Embedded systems are omnipresent in our environment, e.g. implementing media players, cell phones, or realizing complex control systems in a car. The majority of embedded systems use one or more microprocessors for control and data processing, which is assisted by some generic or specialized hardware. A successful computer engineer needs to be well versed in both software and hardware aspects to master the design and implementation of such complex embedded systems.
This course (EECE 4534) will introduce you to practical microprocessor-based system design issues, such as system specification, understanding hardware capabilities (e.g. embedded processor organization; addressing modes; memory hierarchy; parallel and serial bus protocols), hardware/software co-design aspects, mastering hardware/software interfaces and the design of device drivers.
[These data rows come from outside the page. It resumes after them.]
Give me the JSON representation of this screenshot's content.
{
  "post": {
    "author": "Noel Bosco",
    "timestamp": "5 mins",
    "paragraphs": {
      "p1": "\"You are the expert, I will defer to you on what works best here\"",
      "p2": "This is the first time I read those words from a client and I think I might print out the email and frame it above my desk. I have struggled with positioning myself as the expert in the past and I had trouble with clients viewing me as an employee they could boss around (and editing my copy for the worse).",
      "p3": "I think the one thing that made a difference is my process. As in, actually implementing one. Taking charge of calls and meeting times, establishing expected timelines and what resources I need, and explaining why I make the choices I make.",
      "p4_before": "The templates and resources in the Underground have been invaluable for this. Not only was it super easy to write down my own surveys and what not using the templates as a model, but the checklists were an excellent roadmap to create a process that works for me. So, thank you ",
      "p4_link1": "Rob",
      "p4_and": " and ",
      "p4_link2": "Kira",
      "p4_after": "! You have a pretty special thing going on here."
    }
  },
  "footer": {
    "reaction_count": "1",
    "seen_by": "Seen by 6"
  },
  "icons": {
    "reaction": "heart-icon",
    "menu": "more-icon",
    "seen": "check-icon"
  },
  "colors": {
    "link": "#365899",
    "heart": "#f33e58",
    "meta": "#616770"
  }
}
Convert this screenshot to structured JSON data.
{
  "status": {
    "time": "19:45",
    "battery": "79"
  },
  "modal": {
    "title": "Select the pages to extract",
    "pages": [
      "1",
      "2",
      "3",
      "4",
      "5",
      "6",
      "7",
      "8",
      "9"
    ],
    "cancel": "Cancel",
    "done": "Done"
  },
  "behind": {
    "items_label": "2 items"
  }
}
It will also introduce you to the concepts of real-time multi-tasking, and an real-time operating system (RTOS), in particular Free-RTOS.
The course is tightly integrated with the mandatory laboratory (EECE 4535) in which you have the opportunity to practically realize the theoretic aspects of the lecture. The lab has two parts. The first portion gradually introduces you to embedded systems through a set of ready made exercises (e.g. light dimmer, controlling a servo motor, voice recorder, real-time voice transmission). These exercises require you to design, construct, and debug hardware and software (C and some assembly) that runs on a common embedded platform, the ZedBoard with the Zynq SoC containing a dual core ARM-A9 and an FPGA fabric. The second portion of the lab allows you to explore a project of your own choosing within a team. Each team will specify, design and implement a complete embedded system, integrating hardware and software.
- Embedded systems characteristics and challenges
- Systematic design processFrom specification to implementation
- System specification (Models of Computation)
- Embedded processor organization
- Addressing modes
- Memory hierarchy
- Communication architecture
- Parallel busses
- Serial busses (RS232, I2C, SPI)
- Hardware/Software Interface
- Interface design
- Electrical characteristics and buffering
- Device drivers
- Interrupt handling
- Exception handling
- Sensors (e.g.D/A, A/D)
- Direct Memory Access (DMA)
- Embedded system programming (C, assembly)
- Real-time processing
Lab schedule will be determined first week of class based on student preferences. Most likely, two lab schedules will be offered.